Published July 10th 2012
"Together we lifted our feet and stepped into the unknown"—
At the start of Shadow of Night, Matthew Clairmont and
Diana Bishop, time-slip back to sixteenth century England in order to discover
more about the mysterious manuscript Ashmole 782, which featured so
predominantly in A Discovery of Witches.
Fraught with danger, and
malicious intrigue, their search is never going to be uncomplicated, as 1500
year old vampire Matthew, already familiar with Elizabeth’s England, must stand
back and watch Diana take her first tentative steps in learning her skill in witchcraft.
In an age where superstition and malevolent conspiracy was rife, Matthew and
Diana must learn to negotiate through a social and political minefield.
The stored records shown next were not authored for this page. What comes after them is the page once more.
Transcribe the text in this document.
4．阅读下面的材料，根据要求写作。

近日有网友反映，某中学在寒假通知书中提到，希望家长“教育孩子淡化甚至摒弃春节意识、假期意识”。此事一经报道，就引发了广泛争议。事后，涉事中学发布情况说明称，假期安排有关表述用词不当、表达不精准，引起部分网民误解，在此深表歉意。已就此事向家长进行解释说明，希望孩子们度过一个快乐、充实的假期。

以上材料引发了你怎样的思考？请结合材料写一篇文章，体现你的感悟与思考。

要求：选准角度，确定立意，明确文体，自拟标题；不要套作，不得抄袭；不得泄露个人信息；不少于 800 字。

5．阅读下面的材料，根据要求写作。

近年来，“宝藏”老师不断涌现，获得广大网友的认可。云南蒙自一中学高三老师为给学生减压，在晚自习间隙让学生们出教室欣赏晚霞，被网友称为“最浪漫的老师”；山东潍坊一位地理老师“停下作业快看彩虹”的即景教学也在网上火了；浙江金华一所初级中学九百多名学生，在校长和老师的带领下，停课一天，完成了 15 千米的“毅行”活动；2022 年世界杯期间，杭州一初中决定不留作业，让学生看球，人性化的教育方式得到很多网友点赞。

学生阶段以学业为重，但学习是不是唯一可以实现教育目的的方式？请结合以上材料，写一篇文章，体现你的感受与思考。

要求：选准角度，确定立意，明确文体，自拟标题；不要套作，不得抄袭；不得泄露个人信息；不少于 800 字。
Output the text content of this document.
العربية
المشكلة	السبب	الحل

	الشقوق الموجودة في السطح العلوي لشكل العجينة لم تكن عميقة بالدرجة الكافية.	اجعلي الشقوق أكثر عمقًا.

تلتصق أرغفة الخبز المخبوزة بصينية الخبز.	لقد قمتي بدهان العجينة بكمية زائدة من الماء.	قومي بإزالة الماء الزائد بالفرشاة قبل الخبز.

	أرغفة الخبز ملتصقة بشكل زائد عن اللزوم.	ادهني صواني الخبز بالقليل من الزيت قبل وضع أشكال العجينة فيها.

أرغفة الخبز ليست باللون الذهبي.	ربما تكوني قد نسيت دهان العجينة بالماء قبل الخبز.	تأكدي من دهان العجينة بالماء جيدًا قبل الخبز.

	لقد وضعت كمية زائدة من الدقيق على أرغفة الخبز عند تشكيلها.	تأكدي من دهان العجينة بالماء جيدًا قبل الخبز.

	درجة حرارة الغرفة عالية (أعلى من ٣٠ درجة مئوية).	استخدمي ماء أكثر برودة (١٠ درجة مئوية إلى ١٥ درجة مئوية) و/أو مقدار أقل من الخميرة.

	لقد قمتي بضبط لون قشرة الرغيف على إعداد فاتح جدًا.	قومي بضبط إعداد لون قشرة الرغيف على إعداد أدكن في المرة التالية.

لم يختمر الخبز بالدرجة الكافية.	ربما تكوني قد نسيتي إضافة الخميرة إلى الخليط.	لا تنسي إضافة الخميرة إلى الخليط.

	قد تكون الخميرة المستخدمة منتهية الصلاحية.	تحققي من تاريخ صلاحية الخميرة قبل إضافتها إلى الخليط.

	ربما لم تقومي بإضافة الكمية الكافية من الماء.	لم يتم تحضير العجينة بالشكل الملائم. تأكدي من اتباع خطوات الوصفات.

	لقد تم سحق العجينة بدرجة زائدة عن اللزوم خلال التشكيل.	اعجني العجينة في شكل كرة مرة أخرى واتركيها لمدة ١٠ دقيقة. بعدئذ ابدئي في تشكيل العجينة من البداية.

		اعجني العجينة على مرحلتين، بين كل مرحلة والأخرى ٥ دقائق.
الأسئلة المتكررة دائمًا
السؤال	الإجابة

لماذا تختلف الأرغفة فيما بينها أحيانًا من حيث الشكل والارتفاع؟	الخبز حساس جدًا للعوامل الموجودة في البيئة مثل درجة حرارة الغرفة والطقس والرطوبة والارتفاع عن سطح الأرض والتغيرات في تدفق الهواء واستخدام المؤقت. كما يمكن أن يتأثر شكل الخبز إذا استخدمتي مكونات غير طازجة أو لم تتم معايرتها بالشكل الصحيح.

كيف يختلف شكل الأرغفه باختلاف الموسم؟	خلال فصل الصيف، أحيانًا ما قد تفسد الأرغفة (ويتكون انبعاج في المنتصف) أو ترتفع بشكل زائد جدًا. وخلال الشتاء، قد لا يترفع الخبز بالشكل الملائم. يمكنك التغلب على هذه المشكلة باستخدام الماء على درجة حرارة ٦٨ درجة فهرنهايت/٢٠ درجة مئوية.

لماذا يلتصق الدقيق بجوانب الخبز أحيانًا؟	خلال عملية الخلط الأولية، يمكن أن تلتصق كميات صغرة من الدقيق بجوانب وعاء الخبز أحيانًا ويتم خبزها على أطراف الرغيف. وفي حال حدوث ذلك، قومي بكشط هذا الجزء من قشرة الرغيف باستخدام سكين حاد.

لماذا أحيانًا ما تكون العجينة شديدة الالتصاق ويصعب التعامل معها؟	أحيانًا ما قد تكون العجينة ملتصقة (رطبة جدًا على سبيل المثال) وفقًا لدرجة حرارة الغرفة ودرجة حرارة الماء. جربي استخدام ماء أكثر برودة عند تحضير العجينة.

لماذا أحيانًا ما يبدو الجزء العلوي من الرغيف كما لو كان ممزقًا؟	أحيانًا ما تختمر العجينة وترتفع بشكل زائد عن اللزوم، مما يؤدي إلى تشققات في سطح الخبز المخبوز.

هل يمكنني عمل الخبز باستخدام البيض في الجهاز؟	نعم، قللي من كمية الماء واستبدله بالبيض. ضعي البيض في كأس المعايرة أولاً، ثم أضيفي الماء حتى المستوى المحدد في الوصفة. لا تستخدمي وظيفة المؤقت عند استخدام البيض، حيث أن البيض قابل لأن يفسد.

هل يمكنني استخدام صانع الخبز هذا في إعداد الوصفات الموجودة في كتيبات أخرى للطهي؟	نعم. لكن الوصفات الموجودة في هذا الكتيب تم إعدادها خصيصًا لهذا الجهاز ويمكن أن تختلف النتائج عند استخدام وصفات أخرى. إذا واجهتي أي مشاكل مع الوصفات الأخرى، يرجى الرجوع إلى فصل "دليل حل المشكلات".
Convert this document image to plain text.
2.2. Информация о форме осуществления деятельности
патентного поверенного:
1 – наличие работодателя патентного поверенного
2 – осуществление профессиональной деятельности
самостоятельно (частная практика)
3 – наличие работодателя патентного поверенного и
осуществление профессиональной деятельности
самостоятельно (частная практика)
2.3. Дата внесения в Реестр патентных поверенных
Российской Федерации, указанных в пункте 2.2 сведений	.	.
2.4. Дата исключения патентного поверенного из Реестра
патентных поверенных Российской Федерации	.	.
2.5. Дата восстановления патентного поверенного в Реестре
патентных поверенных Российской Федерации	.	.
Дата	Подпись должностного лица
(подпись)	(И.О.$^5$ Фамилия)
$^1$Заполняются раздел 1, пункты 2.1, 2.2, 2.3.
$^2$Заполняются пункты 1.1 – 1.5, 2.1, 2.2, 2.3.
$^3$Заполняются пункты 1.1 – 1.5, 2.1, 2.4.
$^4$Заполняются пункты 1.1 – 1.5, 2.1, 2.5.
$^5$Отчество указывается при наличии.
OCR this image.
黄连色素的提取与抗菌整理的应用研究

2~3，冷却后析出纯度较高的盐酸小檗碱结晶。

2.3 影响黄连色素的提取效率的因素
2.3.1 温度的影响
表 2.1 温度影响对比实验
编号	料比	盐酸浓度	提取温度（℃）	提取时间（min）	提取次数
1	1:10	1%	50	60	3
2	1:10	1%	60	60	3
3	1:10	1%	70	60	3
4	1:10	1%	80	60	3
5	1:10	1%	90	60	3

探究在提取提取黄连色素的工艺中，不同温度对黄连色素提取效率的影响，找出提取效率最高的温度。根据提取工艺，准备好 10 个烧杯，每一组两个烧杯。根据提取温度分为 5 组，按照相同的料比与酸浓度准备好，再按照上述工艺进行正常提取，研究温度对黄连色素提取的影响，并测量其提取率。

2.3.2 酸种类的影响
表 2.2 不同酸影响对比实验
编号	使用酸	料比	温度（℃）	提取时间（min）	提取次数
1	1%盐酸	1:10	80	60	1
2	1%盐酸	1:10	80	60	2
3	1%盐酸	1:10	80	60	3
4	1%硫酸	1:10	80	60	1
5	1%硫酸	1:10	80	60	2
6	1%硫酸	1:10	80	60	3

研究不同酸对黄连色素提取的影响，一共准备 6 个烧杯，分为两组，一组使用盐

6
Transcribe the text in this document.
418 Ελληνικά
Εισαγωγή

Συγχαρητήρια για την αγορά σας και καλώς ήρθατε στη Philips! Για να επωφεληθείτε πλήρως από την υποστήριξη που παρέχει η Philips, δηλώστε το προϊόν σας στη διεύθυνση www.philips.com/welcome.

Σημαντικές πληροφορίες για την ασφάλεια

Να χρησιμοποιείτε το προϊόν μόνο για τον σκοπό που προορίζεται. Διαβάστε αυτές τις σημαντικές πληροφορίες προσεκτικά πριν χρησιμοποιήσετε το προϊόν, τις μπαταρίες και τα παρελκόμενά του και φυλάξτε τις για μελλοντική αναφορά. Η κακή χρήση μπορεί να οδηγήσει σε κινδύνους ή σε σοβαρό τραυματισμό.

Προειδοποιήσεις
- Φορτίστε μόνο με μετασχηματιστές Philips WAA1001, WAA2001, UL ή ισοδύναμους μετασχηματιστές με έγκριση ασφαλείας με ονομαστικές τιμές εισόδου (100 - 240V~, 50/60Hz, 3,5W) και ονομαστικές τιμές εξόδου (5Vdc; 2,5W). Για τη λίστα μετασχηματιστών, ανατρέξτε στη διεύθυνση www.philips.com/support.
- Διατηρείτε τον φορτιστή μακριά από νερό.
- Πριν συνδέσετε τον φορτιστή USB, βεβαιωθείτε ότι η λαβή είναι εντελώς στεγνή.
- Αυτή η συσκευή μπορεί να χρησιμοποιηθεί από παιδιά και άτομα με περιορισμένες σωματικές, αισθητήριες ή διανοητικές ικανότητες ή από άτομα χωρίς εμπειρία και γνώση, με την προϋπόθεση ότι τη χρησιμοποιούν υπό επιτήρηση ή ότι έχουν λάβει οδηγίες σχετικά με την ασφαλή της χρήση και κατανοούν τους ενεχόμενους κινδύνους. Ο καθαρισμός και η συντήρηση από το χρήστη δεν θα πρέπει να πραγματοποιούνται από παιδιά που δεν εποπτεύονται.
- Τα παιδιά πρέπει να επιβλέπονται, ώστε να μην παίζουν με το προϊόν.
It is
interesting to observe how this formidable combination of witch and vampire
coalesce into a stunning portrayal of an unconventional relationship.
With this long awaited second
volume in the All Soul’s Trilogy,
Deborah Harkness has used her undoubted skill as a historian to successfully
recreate the world of Elizabethan England. She has combined the fascinating and
troubled history of the sixteenth century, with a believable and often
mesmerising view of the parallel world of vampires, daemons, and witches.
Interspersing the story with real historical figures is inspired, and gives a
real insight into the period, and makes the story all the more believable.
There is always the possibility
that book two in a series will be less powerful than the first novel, rest
easy, there is no such problem with Shadow
of Night. If anything, this book is even better than the first, and whilst there
is a tendency to want to read all 592 pages in one sitting, this is definitely
one of those books which is better savoured, and enjoyed slowly.
Just be prepared to do nothing
until you have finished it.
Thanks to NetGalley and Penguin Group for an advance e-copy to review.